Reposted 24 Oct 2014 1:05 PM PT

Original Article Posted 20 Oct 2014 by The New York Times and published in print 21 Oct 2014

 

Alan Funt & Mayim Bialik on TVLand’s Candid Camera Image: tvland.mtvnimages.com

You can gauge the health of a civilization by its hidden-camera television shows. Using that barometer, our society will decline noticeably on Tuesday night, and by Friday, it will have gone completely to heck.

On Tuesday and Wednesday, as part of a Halloween-theme stretch of programming, ABC Family is showing two installments of a special called “Freak Out,” a prank show with a robust special-effects budget and a mean streak.

The gimmick is that a friend or relative who wants to get back at someone for a minor offense arranges the prank, which is captured by hidden cameras. Some of the gags are pretty funny and well executed, especially one in which a hair-salon treatment turns catastrophic. (Key line of dialogue, spoken by way of explanation to the horrified target: “There was an accident earlier in the supply closet.”)
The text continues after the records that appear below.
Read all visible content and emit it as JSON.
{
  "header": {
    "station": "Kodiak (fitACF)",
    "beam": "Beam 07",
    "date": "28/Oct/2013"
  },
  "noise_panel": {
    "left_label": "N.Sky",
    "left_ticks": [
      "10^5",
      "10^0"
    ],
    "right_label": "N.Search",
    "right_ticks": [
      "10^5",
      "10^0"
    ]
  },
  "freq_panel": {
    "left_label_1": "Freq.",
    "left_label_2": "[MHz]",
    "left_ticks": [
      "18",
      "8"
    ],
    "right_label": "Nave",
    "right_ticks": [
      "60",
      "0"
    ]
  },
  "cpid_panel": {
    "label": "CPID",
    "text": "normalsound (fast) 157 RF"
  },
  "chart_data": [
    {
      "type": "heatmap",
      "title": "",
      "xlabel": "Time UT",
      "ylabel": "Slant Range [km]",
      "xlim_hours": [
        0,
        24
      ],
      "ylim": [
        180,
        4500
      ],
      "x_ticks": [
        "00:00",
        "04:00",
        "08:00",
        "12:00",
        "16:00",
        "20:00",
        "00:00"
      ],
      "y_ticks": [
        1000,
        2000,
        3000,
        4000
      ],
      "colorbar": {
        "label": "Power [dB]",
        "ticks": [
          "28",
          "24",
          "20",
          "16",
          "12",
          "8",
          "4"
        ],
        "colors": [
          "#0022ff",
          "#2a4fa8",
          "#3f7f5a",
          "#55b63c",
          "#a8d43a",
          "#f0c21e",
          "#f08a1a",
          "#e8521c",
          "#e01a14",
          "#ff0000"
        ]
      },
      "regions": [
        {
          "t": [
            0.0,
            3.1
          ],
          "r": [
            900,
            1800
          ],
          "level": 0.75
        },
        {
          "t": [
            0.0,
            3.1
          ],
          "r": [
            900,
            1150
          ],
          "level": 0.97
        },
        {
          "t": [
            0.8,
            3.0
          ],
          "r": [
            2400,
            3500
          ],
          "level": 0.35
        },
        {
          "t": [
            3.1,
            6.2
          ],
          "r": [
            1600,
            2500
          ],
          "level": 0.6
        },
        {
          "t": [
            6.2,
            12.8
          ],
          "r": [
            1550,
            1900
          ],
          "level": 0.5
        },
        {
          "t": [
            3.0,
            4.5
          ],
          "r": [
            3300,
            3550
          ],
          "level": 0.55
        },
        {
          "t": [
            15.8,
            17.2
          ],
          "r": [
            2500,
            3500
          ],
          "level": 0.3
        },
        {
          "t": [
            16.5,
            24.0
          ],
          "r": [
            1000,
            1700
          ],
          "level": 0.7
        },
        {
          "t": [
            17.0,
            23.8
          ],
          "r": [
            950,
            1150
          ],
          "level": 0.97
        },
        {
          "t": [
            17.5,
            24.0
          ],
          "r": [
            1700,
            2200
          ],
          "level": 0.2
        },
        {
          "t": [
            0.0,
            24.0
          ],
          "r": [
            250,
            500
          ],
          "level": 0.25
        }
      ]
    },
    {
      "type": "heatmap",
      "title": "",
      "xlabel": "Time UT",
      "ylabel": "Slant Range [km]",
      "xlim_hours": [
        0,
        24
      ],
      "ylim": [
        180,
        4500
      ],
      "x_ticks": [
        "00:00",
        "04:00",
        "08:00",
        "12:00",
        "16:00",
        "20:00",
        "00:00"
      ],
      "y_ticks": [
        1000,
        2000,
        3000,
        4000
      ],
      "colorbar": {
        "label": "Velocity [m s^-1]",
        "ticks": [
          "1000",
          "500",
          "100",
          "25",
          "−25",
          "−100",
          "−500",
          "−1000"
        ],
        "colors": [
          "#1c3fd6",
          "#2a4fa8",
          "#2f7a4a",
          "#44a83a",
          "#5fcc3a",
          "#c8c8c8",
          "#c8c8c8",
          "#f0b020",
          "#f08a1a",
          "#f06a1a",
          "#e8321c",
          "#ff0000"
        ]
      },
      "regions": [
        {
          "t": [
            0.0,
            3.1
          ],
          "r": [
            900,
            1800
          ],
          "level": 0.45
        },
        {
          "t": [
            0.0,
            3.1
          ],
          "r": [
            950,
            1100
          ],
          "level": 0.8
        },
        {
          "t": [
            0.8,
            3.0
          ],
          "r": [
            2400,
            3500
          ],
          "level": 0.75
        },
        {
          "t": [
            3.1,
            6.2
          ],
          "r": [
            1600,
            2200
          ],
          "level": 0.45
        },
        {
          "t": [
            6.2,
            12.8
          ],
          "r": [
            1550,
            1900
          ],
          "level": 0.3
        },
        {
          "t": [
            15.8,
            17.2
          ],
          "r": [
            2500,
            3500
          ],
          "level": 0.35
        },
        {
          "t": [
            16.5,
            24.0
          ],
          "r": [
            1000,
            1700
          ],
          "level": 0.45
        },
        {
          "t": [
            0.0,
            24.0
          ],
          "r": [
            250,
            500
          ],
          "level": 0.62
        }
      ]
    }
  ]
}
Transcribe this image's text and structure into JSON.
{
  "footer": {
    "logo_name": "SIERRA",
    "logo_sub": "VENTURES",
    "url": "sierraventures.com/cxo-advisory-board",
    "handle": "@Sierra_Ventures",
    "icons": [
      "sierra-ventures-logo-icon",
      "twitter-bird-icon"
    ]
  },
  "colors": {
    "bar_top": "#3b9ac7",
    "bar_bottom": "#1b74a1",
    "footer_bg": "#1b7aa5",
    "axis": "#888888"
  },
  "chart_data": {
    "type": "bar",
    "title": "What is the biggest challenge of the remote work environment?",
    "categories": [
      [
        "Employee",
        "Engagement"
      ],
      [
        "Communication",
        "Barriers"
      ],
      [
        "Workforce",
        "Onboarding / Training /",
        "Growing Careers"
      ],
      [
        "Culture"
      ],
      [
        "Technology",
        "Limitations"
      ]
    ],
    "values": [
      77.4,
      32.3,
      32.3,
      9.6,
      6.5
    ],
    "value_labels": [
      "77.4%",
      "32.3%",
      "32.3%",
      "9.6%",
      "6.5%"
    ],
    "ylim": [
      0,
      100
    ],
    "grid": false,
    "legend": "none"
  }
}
But others are a little darker than a good prank ought to be. One involves an apparent electrocution; another, a stalker. Yes, these bits might amuse the teenagers who presumably make up a significant part of ABC Family’s audience; their parents, though, might put them in the same class as fraternity hazing. As for the payback angle, the punishment often doesn’t match the crime. On this show, the penalty for leaving hair in the bathroom sink is to be terrorized.

Just how far this show ups the prank ante is particularly clear to anyone who watched the reboot of “Candid Camera” that TV Land broadcast in August and September. It was an update of the Allen Funt show from the early days of television, but more or less as gentle as the initial years of the original series were. A waitress samples the food of startled restaurant guests. Residents of Queens are brought new recycling bins: eight full-size trash cans, each a different color. (Brown: poultry waste. Violet: toxic waste.) Peter Funt (Allen’s son) and Mayim Bialik of “The Big Bang Theory” paired rather well to sell the good-natured, hostility-free clips.

From harmless to unsettling to, on Friday night, crassness with a cucumber. “Deal With It” begins a new season on TBS that night. In the show, an unknowing victim reacts as a companion follows bizarre instructions being relayed by the hosts through an earpiece. In the season premiere, a mother and daughter are at a restaurant when the mother — following the earpiece input — starts making rather graphic sexual remarks and then asks the waiter to bring a particular vegetable so it can be used as a visual aid.

Sigh. But maybe civilization isn’t so much declining as merely making its periodic return to the lowest common denominator. Allen Funt, you’ll recall, had the wholesome “Candid Camera,” yet he also made the scandalous hidden-camera film “What Do You Say to a Naked Lady?,” way back in 1970.